Ein Tor schießen, keines kassieren, das war der Plan von Hansi Flick für das Spiel, das irgendwie ja auch an sein Schicksal geknüpft war. Das gelang, überhaupt bestanden die Bayern diese erste Reifeprüfung souverän und dominant. Spielbestimmend, vorne im richtigen Moment eiskalt und defensiv meist sicher: Es wären sogar noch ein paar mehr Tore drin gewesen. Aber auch so könnte die Ausgangslage vor dem Rückspiel am 18. März besser kaum sein.

400 Spiele mehr Erfahrung in der Champions League – so viele hatte der Kader des FC Bayern bei Anpfiff mehr auf dem Konto als die Gastgeber, aber auch ohne diese Zahl waren die Rollen klar verteilt. Der Tabellenvierte der Premier League befindet sich im Umbruch, ist auf der Insel nicht mehr die ganz große Nummer. Die Bayern hingegen hatten in jegliches Mikrofon posaunt, dass der Ausflug nach London nur eine Zwischenstation sein soll.

Die Gäste aus München waren wie erwartet auf vier Positionen verändert, anders als noch am Freitag gegen Paderborn standen wieder Jerome Boateng und Benjamin Pavard in der Abwehr, vorne rotierte Flick seine Stammkräfte Thomas Müller und Kingsley Coman zurück in die erste Elf. Und es waren die Offensivkräfte, die die ersten Szenen bestimmten. Abwarten und Tee trinken, das war nicht die Bayern-Taktik. Im Gegenteil: Bereits nach 43 Sekunden wurde Müller erstmals vor Keeper Willy Caballero vorstellig.

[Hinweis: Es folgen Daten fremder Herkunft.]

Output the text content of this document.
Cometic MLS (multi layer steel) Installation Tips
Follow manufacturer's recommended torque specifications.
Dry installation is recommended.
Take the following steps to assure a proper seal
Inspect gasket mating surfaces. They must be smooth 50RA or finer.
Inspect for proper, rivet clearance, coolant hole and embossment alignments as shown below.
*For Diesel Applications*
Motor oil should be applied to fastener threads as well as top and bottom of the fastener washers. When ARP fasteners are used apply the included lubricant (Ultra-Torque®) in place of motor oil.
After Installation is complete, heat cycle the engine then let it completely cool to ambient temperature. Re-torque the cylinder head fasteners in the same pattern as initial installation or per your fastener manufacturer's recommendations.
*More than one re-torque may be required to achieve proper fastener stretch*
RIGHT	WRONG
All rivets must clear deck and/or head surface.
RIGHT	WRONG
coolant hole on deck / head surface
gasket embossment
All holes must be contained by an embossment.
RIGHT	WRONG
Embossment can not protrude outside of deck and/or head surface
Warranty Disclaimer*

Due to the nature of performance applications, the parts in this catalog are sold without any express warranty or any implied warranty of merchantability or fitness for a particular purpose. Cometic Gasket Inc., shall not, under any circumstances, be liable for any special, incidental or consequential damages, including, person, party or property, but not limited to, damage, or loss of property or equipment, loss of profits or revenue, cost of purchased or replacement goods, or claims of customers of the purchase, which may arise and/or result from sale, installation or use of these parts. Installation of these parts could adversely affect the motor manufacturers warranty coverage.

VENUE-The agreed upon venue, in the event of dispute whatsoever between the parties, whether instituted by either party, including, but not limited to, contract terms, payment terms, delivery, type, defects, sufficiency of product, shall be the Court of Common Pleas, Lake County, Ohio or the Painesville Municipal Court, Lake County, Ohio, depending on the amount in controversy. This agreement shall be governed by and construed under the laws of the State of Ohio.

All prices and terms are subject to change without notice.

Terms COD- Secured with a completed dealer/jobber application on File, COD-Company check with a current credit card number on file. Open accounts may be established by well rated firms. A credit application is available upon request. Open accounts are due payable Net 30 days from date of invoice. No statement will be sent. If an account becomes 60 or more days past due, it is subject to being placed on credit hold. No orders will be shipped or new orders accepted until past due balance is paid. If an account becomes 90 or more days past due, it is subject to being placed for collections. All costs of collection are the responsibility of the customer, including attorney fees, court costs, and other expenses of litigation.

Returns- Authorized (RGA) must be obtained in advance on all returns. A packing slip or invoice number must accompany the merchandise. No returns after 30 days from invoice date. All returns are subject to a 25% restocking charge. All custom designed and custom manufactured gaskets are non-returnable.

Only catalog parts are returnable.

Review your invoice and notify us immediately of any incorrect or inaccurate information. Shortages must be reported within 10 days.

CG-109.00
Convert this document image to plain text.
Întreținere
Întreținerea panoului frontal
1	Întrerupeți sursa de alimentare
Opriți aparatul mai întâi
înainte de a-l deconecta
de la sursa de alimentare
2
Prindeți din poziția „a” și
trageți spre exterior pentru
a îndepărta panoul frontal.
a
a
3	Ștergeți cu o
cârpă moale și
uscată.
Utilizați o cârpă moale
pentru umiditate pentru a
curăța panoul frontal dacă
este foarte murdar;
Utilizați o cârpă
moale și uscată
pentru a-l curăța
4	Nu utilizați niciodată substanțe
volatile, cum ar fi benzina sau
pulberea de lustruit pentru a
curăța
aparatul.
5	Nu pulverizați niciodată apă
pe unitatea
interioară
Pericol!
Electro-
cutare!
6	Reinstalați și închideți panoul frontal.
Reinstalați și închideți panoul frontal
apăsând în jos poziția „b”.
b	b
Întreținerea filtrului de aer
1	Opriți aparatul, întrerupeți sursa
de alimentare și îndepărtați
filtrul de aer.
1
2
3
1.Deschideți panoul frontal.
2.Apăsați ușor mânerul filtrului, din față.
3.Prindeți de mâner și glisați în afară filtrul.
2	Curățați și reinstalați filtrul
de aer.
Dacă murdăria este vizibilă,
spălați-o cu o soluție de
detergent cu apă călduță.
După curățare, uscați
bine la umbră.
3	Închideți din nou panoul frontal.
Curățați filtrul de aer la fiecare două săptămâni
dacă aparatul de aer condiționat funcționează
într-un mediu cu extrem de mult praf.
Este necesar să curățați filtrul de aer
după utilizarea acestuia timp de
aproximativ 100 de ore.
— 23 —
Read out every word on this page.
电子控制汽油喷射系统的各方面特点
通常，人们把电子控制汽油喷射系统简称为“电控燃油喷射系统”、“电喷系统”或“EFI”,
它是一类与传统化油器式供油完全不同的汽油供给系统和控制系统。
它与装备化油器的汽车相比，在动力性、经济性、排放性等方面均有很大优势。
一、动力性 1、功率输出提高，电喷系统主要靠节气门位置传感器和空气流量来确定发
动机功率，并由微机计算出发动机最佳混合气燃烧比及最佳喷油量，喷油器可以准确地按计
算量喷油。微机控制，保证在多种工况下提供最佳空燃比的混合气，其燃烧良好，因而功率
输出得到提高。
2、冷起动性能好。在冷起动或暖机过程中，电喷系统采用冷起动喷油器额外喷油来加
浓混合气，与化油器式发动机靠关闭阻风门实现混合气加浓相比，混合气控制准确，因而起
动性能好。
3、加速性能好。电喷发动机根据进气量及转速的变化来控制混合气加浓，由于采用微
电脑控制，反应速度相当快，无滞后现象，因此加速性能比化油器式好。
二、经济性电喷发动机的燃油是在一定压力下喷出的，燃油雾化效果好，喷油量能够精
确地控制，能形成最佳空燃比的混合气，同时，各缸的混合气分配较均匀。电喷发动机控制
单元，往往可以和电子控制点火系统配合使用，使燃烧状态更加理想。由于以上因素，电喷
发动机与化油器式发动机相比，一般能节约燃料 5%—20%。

Zu unpräzise.

Die Bayern machten das Spiel, Chelsea zog sich aber keineswegs nur zurück. In der neunten Minute war Mason Mount erstmals vorbei an Alphonso Davies, aber Flicks Mannschaft verteidigte im Kollektiv solide. Und so gingen auch die ersten echten Chancen auf das Konto der Gäste. Coman, der über rechts kam, verzog nach einem sehenswerten Doppelpass mit Thiago (12.), ehe Lewandowski Caballero prüfte (15.). Der Pole hatte auch eine knappe Viertelstunde später (noch) kein Glück (28.).

Dass man auch als dominantes Team hellwach sein muss, bekamen die Bayern immer wieder zu spüren. Sinnbildlich für die Entwicklung unter Flick aber standen zwei Szenen. Als Mount einmal durch war, holte Alphonso Davies ihn im Nullkommanichts wieder ein (18.), kurz später unterband Thiago, der neben Joshua Kimmich auf der Sechs spielte, einen schnellen Angriff. Die Gelegenheiten von Olivier Giroud (20./34.) und Ross Barkley (24.) waren nicht so gut wie jene der Bayern, aber auch Müller scheiterte zwei Mal, ein Mal davon an der Latte. Ein Tor zur Halbzeit wäre verdient gewesen, so aber parierte Manuel Neuer gegen Marcos Alonso und hielt das 0:0.

Es war ein Geduldsspiel, ein sehenswertes – und die Geduld zahlte sich aus. Gerade fünf Minuten waren im zweiten Durchgang rum, da spielte Gnabry einen Doppelpass mit Lewandowski, der uneigennützig und perfekt abspielte. 202 Sekunden später wiederholte das Duo diesen Schachzug nach einem langen Ball von Neuer. 2:0, so schnell geht’s. Beinahe hätte der 24-Jährige in der 60. Minute noch einen drauf gelegt, der Ball segelte knapp vorbei.

Die Bayern waren auf der sicheren Seite, Chelsea reagierte, aber es gelang – am Ende zu zehnt – kein Tor. Dafür traf Lewandowski nach Davies-Vorarbeit. Dass Coman das Feld angeschlagen verließ, war ein kleiner Wermutstropfen an diesem Abend, der nicht nur Gnabry Freude bereitete.